On Wednesday, the Nigerian naira saw a notable appreciation to N1,490 against the US dollar in the parallel section of the foreign exchange market.

This marks a 2 percent increase compared to the rate of N1,520 reported on May 27.

Currency traders, commonly known as bureau de change operators, quoted the buying price of the dollar at N1,460 and the selling rate at N1,490, resulting in a profit margin of N30.

In contrast, at the official window, the naira experienced a depreciation of 13.26 percent against the dollar, dropping from N1,173.88/$ on May 28 to close at N1,329.65 on Wednesday.

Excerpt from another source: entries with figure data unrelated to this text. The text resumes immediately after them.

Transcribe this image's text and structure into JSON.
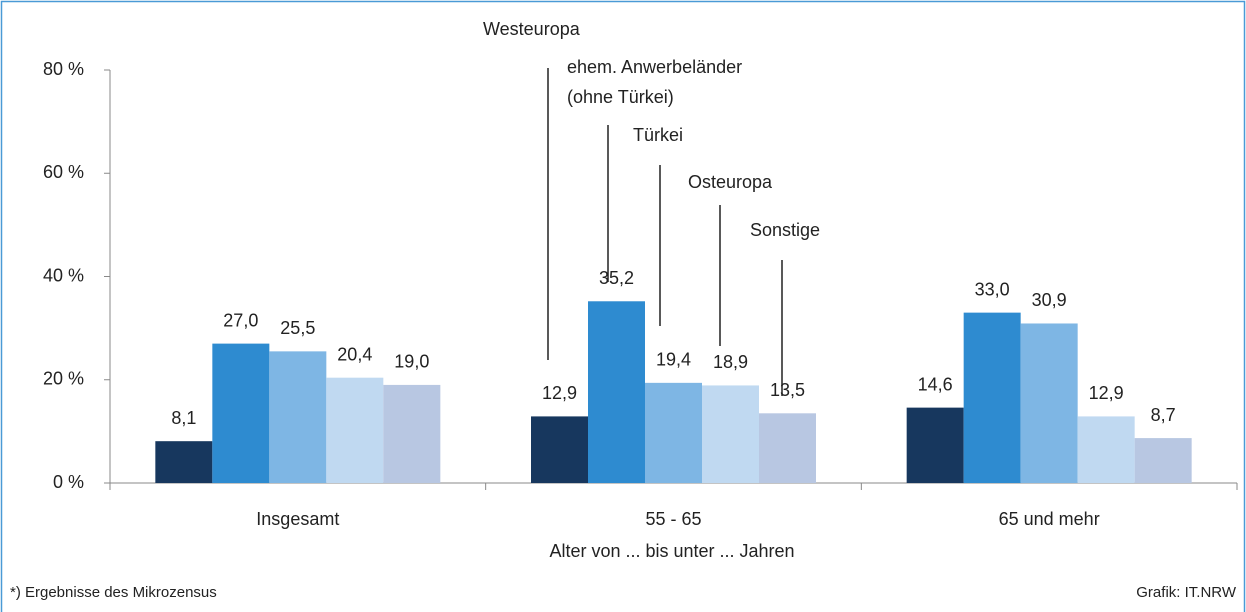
{
  "chart_data": {
    "type": "bar",
    "x_label": "Alter von ... bis unter ... Jahren",
    "footnote": "*) Ergebnisse des Mikrozensus",
    "source": "Grafik: IT.NRW",
    "categories": [
      "Insgesamt",
      "55 - 65",
      "65 und mehr"
    ],
    "series": [
      {
        "name": "Westeuropa",
        "color": "#17375e",
        "values": [
          8.1,
          12.9,
          14.6
        ],
        "value_labels": [
          "8,1",
          "12,9",
          "14,6"
        ]
      },
      {
        "name": "ehem. Anwerbeländer (ohne Türkei)",
        "color": "#2e8bd0",
        "values": [
          27.0,
          35.2,
          33.0
        ],
        "value_labels": [
          "27,0",
          "35,2",
          "33,0"
        ]
      },
      {
        "name": "Türkei",
        "color": "#7eb6e4",
        "values": [
          25.5,
          19.4,
          30.9
        ],
        "value_labels": [
          "25,5",
          "19,4",
          "30,9"
        ]
      },
      {
        "name": "Osteuropa",
        "color": "#c0d9f1",
        "values": [
          20.4,
          18.9,
          12.9
        ],
        "value_labels": [
          "20,4",
          "18,9",
          "12,9"
        ]
      },
      {
        "name": "Sonstige",
        "color": "#b8c7e2",
        "values": [
          19.0,
          13.5,
          8.7
        ],
        "value_labels": [
          "19,0",
          "13,5",
          "8,7"
        ]
      }
    ],
    "ylim": [
      0,
      80
    ],
    "yticks": [
      {
        "value": 0,
        "label": "0 %"
      },
      {
        "value": 20,
        "label": "20 %"
      },
      {
        "value": 40,
        "label": "40 %"
      },
      {
        "value": 60,
        "label": "60 %"
      },
      {
        "value": 80,
        "label": "80 %"
      }
    ],
    "grid": false
  }
}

According to data from FMDQ Exchange, which oversees official FX trading in Nigeria, the exchange rate fluctuated between a high of N1,506 and a low of N1,010 during trading hours.

The daily foreign exchange market turnover stood at $336.54 million.

Recent changes in the foreign exchange market are influenced by the Central Bank of Nigeria (CBN) guidelines released on May 22 for Bureau De Change (BDC) operations in the country.

The CBN increased the capital requirement for tier-1 BDC operators to N2 billion, while tier-2 operators were mandated to have a capital base of N500 million.

However, the Association of Bureau De Change Operators (ABCON) has urged the CBN to reconsider these capital requirements. ABCON proposed reducing the minimum capital base for tier-1 operators to between N500 million and N1 billion, emphasizing the need for flexibility to facilitate mergers among BDCs.

Aminu Gwadabe, president of ABCON, advocated for allowing BDCs to recapitalize instead of requiring them to reapply for licenses, suggesting a more streamlined approach to regulatory compliance.